Henry Wadsworth Longfellow (1807-1882) was one of the great
American poets of the 19th century. He was born at Portland, a
seaport town in Maine, U.S.A. on 27 February, 1807. His father Stephen
Longfellow was a lawyer and was originally from Yorkshire, England. H. W.
Longfellow was the second one of eight children of his parents. He was
friendly, sensitive and meritorious from his childhood. He had his early
education at Portland Academy. Then he was admitted in Bowdoin College in
Brunswick, Maine in 1822. At Bowdoin, he met Nathaniel Hawthorne who became his
lifelong friend. After graduating from there in 1825, he made a long European
tour.
He returned home in
1830 and became the first Professor of Modern Languages at Bowdoin College. In
1831, he married Mary Storer Potter, an intelligent and beautiful girl of
Portland. But his 22 year old wife died during their trip in Rotterdam after
suffering a miscarriage in 1835. When he returned to the United States in 1836,
he became the Professor of Modern Languages at Harvard University. Then he
settled in Cambridge, Massachusetts, where he lived for the rest of his life
although he liked to spend summers at his home Nahant.
After seven years of
courtship he married Miss Frances ‘Fanny’ Appleton, the daughter of a wealthy
Boston industrialist, Nathal Appleton in 1843, eight years after the death of
his first wife. He resigned his professorship in 1854 to devote all his time to
poetry. He was also a devoted husband. But his marriage ended in sadness. After
eighteen years of happy married life, Fanny was accidentally burnt to death in
1861. Longfellow was devastated by her death and never fully recovered. He died
on 24 March in 1882, after suffering from peritonitis for five years. He was
buried at Mount Auburn Cemetery, Cambridge, Massachusetts.
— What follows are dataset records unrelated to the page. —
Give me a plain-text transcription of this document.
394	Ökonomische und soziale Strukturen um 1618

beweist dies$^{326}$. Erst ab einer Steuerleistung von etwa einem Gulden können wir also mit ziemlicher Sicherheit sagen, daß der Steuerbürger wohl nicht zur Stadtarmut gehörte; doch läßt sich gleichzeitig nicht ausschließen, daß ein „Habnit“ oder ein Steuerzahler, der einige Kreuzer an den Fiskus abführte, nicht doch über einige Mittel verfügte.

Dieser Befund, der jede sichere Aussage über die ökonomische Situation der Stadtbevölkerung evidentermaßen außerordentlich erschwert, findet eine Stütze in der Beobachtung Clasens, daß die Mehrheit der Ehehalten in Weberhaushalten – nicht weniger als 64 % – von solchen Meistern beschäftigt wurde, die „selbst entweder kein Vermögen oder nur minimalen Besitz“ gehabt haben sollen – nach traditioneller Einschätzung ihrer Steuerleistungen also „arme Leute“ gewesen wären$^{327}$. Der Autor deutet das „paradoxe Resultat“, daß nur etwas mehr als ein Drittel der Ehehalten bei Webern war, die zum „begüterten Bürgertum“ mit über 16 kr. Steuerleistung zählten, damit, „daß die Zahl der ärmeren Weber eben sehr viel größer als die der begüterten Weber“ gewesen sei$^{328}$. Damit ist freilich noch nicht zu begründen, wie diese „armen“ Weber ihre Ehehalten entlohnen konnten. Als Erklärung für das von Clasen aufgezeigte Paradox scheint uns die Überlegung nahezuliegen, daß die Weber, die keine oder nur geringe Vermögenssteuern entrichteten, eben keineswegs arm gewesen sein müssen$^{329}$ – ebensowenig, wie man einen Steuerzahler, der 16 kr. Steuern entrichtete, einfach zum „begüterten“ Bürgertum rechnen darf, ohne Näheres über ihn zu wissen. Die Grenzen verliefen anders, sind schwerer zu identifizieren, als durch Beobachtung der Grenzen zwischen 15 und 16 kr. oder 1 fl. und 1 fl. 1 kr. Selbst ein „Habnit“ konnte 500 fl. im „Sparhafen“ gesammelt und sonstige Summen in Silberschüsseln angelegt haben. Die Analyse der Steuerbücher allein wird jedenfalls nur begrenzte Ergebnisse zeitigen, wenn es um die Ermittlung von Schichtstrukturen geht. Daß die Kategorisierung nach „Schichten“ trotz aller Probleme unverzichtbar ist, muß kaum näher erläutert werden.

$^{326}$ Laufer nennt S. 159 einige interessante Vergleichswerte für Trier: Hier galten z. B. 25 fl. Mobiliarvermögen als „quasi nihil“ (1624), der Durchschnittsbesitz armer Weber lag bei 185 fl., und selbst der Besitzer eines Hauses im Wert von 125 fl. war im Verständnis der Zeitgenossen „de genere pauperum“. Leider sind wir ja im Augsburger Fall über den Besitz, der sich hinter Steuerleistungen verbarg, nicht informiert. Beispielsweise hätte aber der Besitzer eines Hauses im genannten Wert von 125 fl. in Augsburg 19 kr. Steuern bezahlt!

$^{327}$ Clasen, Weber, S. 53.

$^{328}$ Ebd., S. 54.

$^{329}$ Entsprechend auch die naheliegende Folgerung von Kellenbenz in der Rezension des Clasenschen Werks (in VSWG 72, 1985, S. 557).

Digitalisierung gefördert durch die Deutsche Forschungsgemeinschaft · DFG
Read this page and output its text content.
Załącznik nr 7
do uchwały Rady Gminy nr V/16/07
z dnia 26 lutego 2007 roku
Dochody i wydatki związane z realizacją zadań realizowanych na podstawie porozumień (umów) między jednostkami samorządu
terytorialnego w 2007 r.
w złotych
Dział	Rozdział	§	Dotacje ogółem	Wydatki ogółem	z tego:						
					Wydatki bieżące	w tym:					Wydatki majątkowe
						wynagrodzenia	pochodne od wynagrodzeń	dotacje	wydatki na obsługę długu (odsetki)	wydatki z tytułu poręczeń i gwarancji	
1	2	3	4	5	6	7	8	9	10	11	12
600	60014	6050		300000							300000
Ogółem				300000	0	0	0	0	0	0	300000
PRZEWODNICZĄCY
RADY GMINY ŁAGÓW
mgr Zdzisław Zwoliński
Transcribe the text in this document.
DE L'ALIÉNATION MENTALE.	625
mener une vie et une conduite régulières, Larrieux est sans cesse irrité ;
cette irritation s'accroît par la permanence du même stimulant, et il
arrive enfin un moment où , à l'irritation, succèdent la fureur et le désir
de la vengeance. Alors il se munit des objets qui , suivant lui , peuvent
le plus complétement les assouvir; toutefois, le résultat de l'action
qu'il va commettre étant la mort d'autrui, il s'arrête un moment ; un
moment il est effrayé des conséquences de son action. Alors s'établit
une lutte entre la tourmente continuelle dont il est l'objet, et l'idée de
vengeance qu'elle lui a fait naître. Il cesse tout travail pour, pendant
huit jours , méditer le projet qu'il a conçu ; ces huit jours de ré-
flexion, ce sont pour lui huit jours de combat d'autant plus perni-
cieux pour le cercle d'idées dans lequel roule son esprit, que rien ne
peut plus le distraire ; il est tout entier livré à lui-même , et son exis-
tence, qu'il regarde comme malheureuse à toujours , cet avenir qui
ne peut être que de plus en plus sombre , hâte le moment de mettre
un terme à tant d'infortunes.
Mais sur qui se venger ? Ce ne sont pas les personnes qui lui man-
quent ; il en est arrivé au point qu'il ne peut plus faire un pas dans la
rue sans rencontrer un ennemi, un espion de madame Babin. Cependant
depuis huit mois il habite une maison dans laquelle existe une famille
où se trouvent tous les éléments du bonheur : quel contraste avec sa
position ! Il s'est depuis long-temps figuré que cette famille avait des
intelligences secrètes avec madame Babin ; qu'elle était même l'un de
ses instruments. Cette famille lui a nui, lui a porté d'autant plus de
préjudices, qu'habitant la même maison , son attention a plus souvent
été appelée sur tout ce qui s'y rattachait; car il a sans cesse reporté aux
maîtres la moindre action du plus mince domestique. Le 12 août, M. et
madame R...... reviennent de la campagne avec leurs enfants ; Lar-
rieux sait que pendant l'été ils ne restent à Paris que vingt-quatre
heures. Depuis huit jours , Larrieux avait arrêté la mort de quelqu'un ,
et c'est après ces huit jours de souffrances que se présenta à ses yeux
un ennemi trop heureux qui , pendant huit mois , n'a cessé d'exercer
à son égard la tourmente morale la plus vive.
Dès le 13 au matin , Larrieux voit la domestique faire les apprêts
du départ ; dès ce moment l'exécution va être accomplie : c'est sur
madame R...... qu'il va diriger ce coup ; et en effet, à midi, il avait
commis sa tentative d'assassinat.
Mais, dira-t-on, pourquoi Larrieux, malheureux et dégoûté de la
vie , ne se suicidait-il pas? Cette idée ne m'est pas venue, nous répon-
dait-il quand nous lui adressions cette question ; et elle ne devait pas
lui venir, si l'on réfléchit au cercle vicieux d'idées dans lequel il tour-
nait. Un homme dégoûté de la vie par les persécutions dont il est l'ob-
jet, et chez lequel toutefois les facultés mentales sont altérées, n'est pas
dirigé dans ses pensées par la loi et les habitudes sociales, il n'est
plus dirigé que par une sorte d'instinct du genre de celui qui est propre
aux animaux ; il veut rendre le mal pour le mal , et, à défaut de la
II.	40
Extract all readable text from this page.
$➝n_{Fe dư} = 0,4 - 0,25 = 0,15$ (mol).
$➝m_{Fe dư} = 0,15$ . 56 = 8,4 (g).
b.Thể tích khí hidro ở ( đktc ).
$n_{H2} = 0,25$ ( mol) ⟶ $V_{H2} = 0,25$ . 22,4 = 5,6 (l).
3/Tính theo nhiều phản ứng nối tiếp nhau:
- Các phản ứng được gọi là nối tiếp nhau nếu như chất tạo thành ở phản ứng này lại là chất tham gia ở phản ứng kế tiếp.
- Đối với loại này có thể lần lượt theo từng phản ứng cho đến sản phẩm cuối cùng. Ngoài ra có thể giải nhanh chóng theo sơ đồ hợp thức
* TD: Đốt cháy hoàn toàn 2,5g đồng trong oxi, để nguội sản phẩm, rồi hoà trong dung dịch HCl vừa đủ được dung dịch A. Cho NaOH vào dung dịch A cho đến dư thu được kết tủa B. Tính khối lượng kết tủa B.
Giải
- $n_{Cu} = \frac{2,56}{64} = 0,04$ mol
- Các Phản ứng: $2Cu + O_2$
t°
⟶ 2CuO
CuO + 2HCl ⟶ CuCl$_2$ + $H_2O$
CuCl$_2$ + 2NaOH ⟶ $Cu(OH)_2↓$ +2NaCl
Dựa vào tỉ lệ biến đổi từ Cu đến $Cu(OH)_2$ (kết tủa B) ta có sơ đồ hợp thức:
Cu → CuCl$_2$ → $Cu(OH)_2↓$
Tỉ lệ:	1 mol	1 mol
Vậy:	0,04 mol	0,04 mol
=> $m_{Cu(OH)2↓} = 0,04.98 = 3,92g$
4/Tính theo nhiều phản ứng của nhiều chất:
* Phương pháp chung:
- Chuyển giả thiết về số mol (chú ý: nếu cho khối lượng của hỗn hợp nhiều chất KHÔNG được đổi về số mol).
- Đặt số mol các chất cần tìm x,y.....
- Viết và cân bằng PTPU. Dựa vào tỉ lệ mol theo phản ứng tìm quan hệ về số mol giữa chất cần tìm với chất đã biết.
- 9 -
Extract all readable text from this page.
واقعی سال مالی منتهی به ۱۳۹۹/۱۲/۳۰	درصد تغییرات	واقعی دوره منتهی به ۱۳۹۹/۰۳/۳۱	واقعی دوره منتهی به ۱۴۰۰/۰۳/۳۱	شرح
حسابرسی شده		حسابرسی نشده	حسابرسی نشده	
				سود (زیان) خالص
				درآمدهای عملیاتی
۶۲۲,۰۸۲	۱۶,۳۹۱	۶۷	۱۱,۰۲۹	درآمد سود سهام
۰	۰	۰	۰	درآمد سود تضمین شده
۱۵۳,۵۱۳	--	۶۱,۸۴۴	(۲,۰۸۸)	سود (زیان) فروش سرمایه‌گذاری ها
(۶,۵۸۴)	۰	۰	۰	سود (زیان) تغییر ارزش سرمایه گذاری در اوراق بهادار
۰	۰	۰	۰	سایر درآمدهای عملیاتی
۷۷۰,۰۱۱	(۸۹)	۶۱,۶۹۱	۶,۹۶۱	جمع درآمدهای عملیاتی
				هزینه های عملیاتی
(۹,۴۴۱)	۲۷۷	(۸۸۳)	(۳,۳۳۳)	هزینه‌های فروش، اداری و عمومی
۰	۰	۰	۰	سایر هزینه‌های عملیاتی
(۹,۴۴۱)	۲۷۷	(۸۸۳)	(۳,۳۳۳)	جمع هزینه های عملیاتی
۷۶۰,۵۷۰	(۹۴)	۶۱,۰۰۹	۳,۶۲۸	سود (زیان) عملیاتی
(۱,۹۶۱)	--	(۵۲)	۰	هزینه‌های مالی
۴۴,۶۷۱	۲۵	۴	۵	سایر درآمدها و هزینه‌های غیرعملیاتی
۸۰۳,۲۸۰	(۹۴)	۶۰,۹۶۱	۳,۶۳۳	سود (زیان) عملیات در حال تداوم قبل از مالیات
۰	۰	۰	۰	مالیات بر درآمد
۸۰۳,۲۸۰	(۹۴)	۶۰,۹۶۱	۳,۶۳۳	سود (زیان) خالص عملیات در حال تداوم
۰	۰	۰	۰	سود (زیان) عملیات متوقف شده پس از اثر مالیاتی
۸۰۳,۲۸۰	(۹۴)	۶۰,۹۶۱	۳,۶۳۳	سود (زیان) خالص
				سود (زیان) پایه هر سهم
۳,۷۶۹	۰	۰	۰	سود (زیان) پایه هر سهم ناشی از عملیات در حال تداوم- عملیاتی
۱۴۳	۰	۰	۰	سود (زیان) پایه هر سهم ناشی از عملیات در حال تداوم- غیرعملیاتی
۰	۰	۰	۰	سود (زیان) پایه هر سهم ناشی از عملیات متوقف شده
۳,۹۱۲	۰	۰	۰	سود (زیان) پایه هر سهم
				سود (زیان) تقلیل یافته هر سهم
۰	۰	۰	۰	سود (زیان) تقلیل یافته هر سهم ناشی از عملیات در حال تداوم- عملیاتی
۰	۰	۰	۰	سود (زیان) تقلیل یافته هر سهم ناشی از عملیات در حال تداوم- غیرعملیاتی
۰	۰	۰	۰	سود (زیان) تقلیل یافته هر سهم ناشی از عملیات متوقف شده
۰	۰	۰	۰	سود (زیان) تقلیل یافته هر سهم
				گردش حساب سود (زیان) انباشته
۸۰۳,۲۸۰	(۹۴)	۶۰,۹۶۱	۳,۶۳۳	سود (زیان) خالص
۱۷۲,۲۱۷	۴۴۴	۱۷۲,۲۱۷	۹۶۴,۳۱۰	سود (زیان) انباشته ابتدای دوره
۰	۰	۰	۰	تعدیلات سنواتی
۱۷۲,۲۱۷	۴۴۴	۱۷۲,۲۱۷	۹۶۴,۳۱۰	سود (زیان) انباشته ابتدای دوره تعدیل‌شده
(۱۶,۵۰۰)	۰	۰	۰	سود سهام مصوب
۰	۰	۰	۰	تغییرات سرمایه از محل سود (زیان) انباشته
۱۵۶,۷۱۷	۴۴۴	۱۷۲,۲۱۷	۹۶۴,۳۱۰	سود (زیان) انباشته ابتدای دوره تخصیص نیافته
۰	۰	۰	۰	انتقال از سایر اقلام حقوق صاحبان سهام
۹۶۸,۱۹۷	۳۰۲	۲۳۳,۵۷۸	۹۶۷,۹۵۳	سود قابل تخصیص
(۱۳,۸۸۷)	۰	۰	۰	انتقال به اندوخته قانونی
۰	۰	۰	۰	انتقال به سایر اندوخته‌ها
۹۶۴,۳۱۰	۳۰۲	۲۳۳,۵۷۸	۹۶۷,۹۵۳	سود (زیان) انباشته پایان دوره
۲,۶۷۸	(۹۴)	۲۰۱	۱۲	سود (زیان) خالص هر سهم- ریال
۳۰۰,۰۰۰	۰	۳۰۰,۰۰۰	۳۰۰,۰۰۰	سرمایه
He became one of the most popular poets of his day in
America and England. He began to write and publish poetry at the age of
thirteen. His first notable publication Voices
of Night (1839) was a collection of poems including The Psalm of Life, The
Beleaguered City and The Midnight
Mass of the Dying Year. His other major collection of poems are Evangeline (1847), The Golden Legend (1851), The
Song of Hiawatha (1855), The
Courtship of Miles Standish (1858), Tales
of a Wayside Inn (1863), Birds of
Passage, etc. His poetry is based on common and easily understood themes
with simple, clean and lucid language.